Одна из полезных вещей, которую он узнал от Драко, была в том, что тишина тоже может быть эффектным оружием. Если он подождет, то Люциус потеряет терпение и заговорит первый. Так и случилось.
— Удивительно, как ты изменился, Гарри Поттер. Сколько крови утекло с той поры, как появилась эта связь между тобой и моим сыном… — да-да, я все об этом знаю — сколько крови утекло… Ты сам-то сейчас знаешь, кто ты?
— Я прекрасно знаю, кто я, — холодно ответил Гарри. — Сожалею, что вы по этому поводу в замешательстве. Хотя, нет, подождите — я вовсе не сожалею. И знаете, почему? Потому что я вас ненавижу.
— Как печально, — ответил Люциус, вынимая тонкую курительную трубку из ящика и постукивая ей об стол. — А я так надеялся, что мы сможем сблизиться.
— Вы всегда пытаетесь сблизиться с людьми, которых намереваетесь убить?
Рассмеявшись, Люциус потянулся к небольшому позолоченному ящичку, который Гарри принял за пресс-папье, и взял оттуда щепоть табака.
— Я не собираюсь убивать тебя. Я тут размышлял о том, каким же путем привлечь сына к сотрудничеству со мной, и пришел к выводу, что твоё убийство было бы в этом плане совершенно безрезультатным.
— Я тронут.
— Ты не был бы первой вещью из тех, которые он полюбил, и которые я уничтожил. Это могло преподать ему урок. Конечно, — он пожал плечами, так же изящно и непринужденно, как и Драко, — сегодняшний урок был бы совершенно иным.
— Вы не можете убить меня, — возразил Гарри. — Министерство бы вам голову за это оторвало.
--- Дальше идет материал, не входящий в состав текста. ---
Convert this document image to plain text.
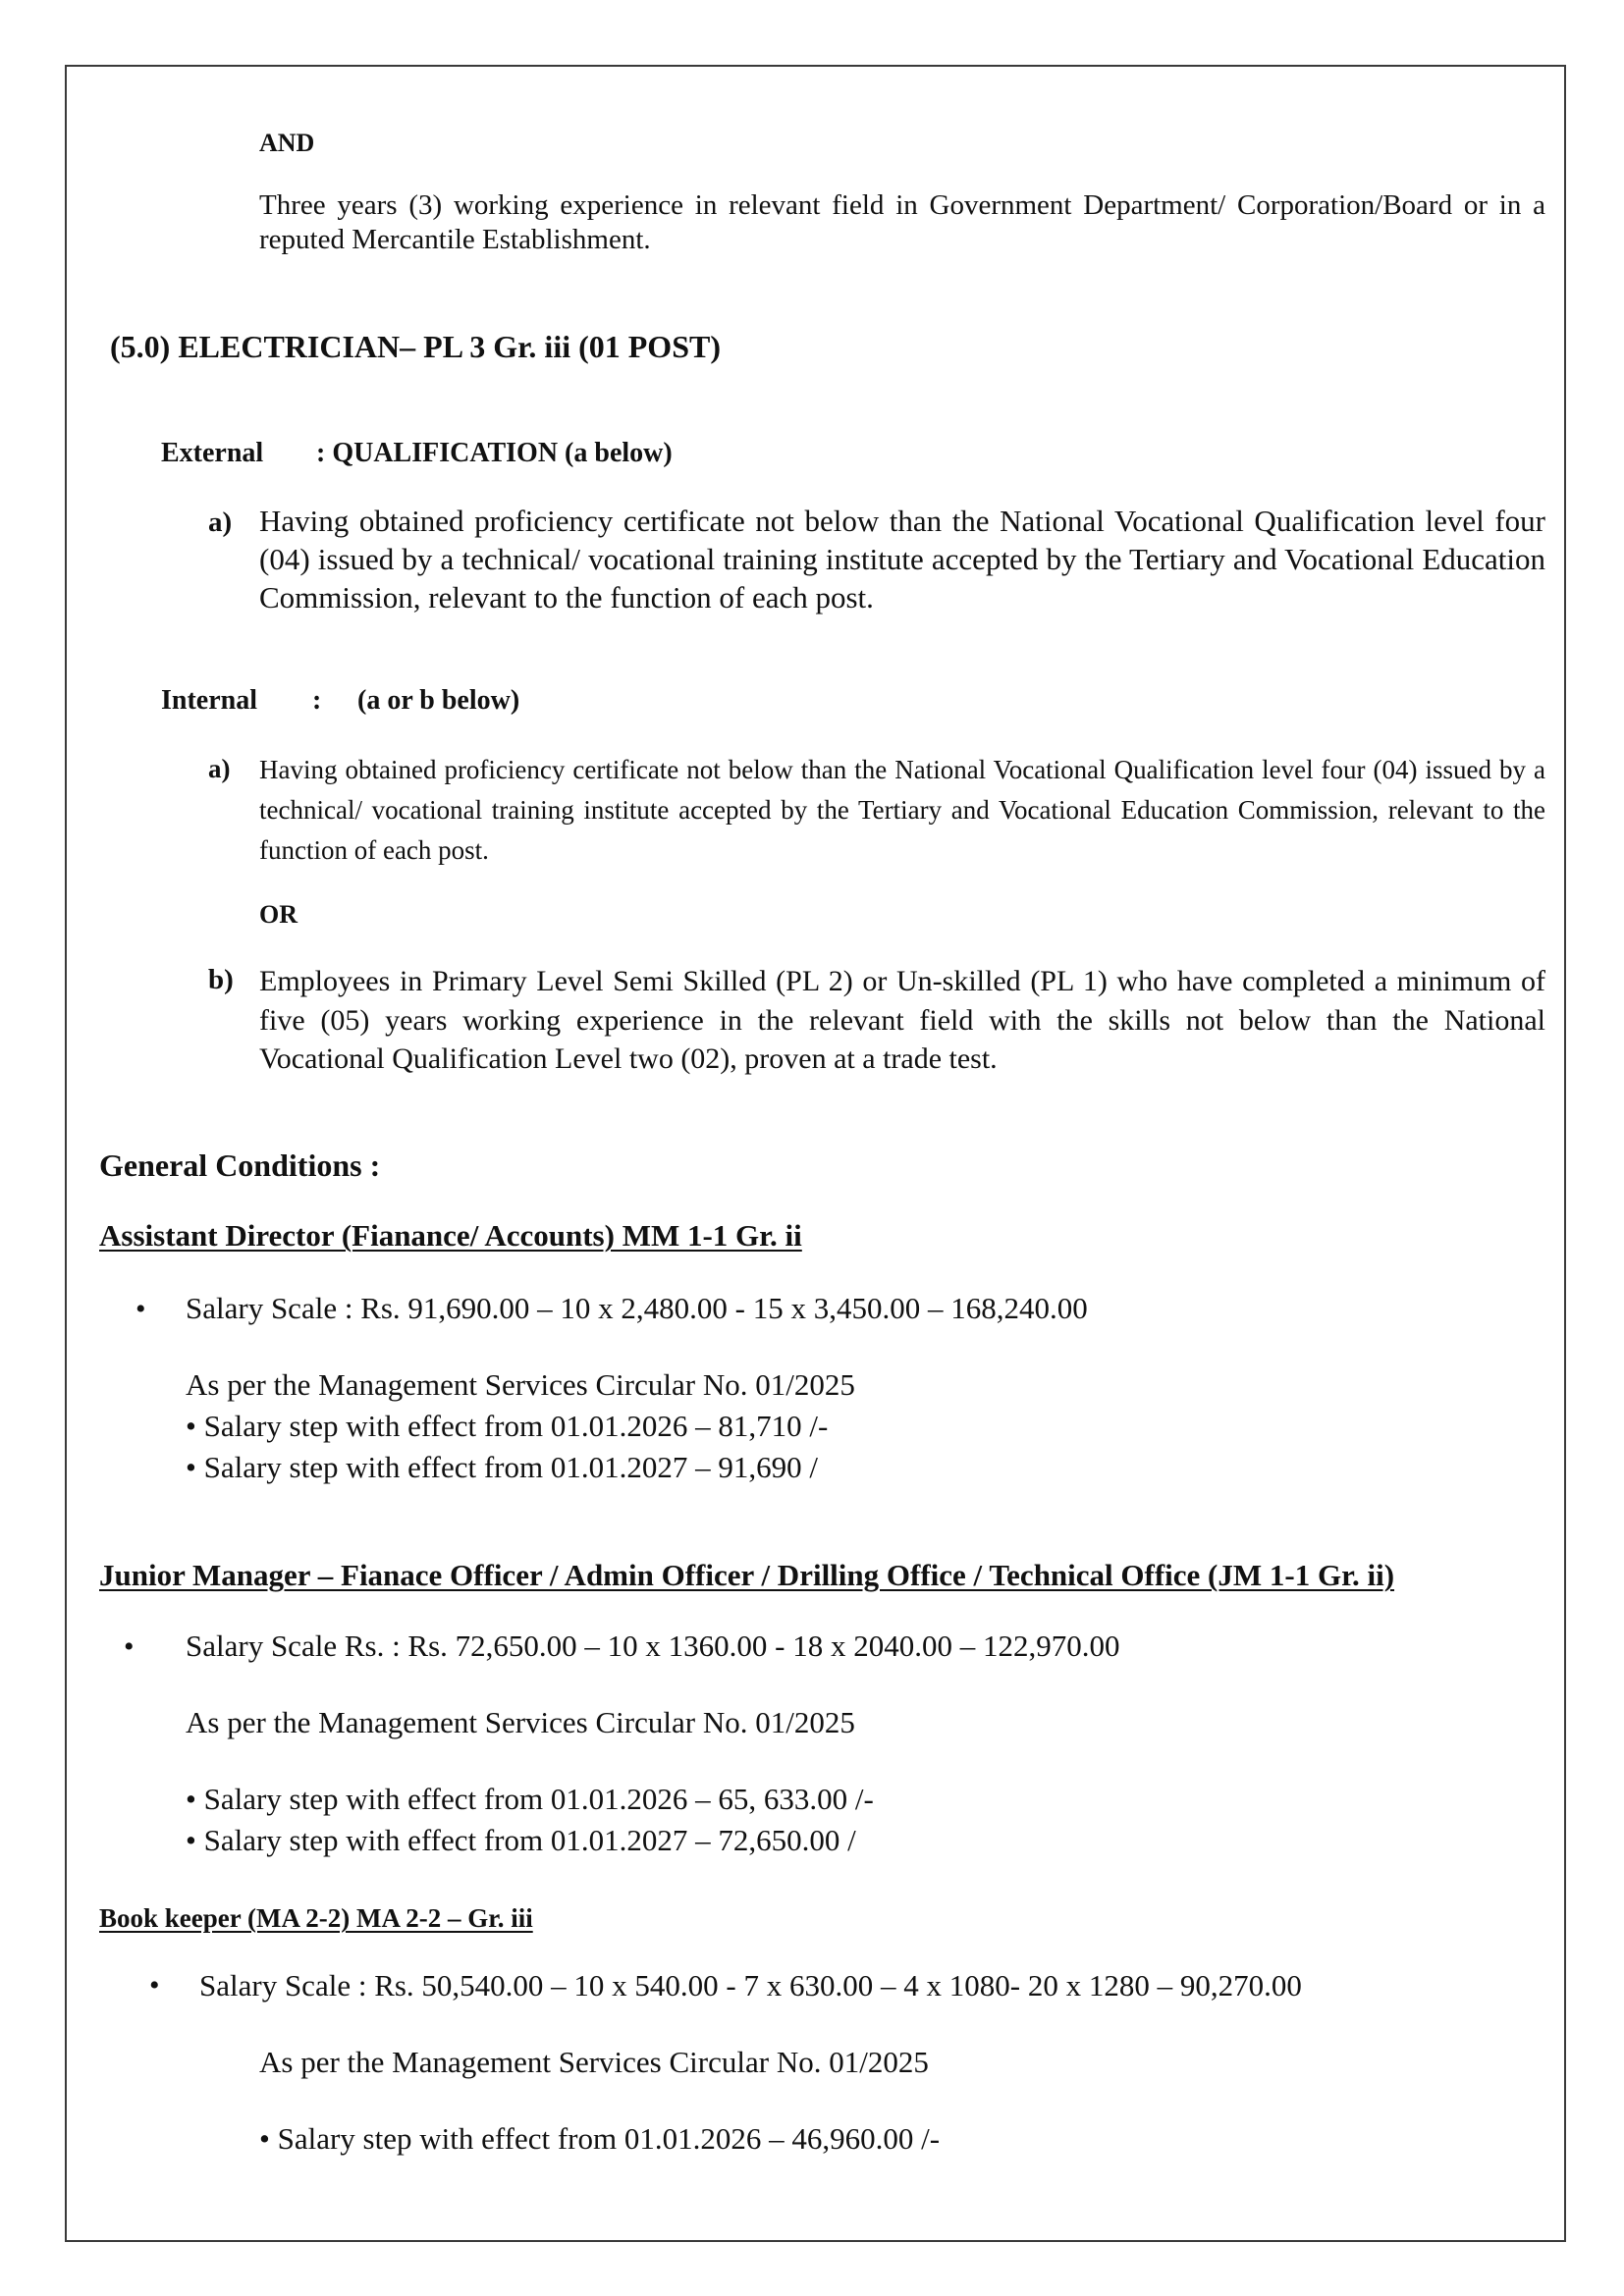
AND
Three years (3) working experience in relevant field in Government Department/ Corporation/Board or in a reputed Mercantile Establishment.
(5.0) ELECTRICIAN– PL 3 Gr. iii (01 POST)
External : QUALIFICATION (a below)
a) Having obtained proficiency certificate not below than the National Vocational Qualification level four (04) issued by a technical/ vocational training institute accepted by the Tertiary and Vocational Education Commission, relevant to the function of each post.
Internal : (a or b below)
a) Having obtained proficiency certificate not below than the National Vocational Qualification level four (04) issued by a technical/ vocational training institute accepted by the Tertiary and Vocational Education Commission, relevant to the function of each post.
OR
b) Employees in Primary Level Semi Skilled (PL 2) or Un-skilled (PL 1) who have completed a minimum of five (05) years working experience in the relevant field with the skills not below than the National Vocational Qualification Level two (02), proven at a trade test.
General Conditions :
Assistant Director (Fianance/ Accounts) MM 1-1 Gr. ii
• Salary Scale : Rs. 91,690.00 – 10 x 2,480.00 - 15 x 3,450.00 – 168,240.00
As per the Management Services Circular No. 01/2025
• Salary step with effect from 01.01.2026 – 81,710 /-
• Salary step with effect from 01.01.2027 – 91,690 /
Junior Manager – Fianace Officer / Admin Officer / Drilling Office / Technical Office (JM 1-1 Gr. ii)
• Salary Scale Rs. : Rs. 72,650.00 – 10 x 1360.00 - 18 x 2040.00 – 122,970.00
As per the Management Services Circular No. 01/2025
• Salary step with effect from 01.01.2026 – 65, 633.00 /-
• Salary step with effect from 01.01.2027 – 72,650.00 /
Book keeper (MA 2-2) MA 2-2 – Gr. iii
• Salary Scale : Rs. 50,540.00 – 10 x 540.00 - 7 x 630.00 – 4 x 1080- 20 x 1280 – 90,270.00
As per the Management Services Circular No. 01/2025
• Salary step with effect from 01.01.2026 – 46,960.00 /-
Беспокоится ли обо мне Драко, нет ли — не в этом дело; в любом случае, вы не правы. Это ведь вы не научили его любить — не помните? А он не забыл, даже если вы об этом забыли. Он чувствует ответственность… преданность… он чувствует себя обязанным мне.
Люциус хихикнул.
— Возможно, он не может любить. Ну, или не мог. Но ты — ты можешь, а он становится таким, как ты, — я вижу, как это меняет его. Ты-то чувствуешь — а через тебя чувствует он. Через тебя он может узнать, что такое любовь и что такое горе, что такое мечта и что такое жертва. Ты можешь быть его предвкушением счастья и его разбитым сердцем. Подумай: потеряв тебя, он потеряет все свои чувства, весь мир.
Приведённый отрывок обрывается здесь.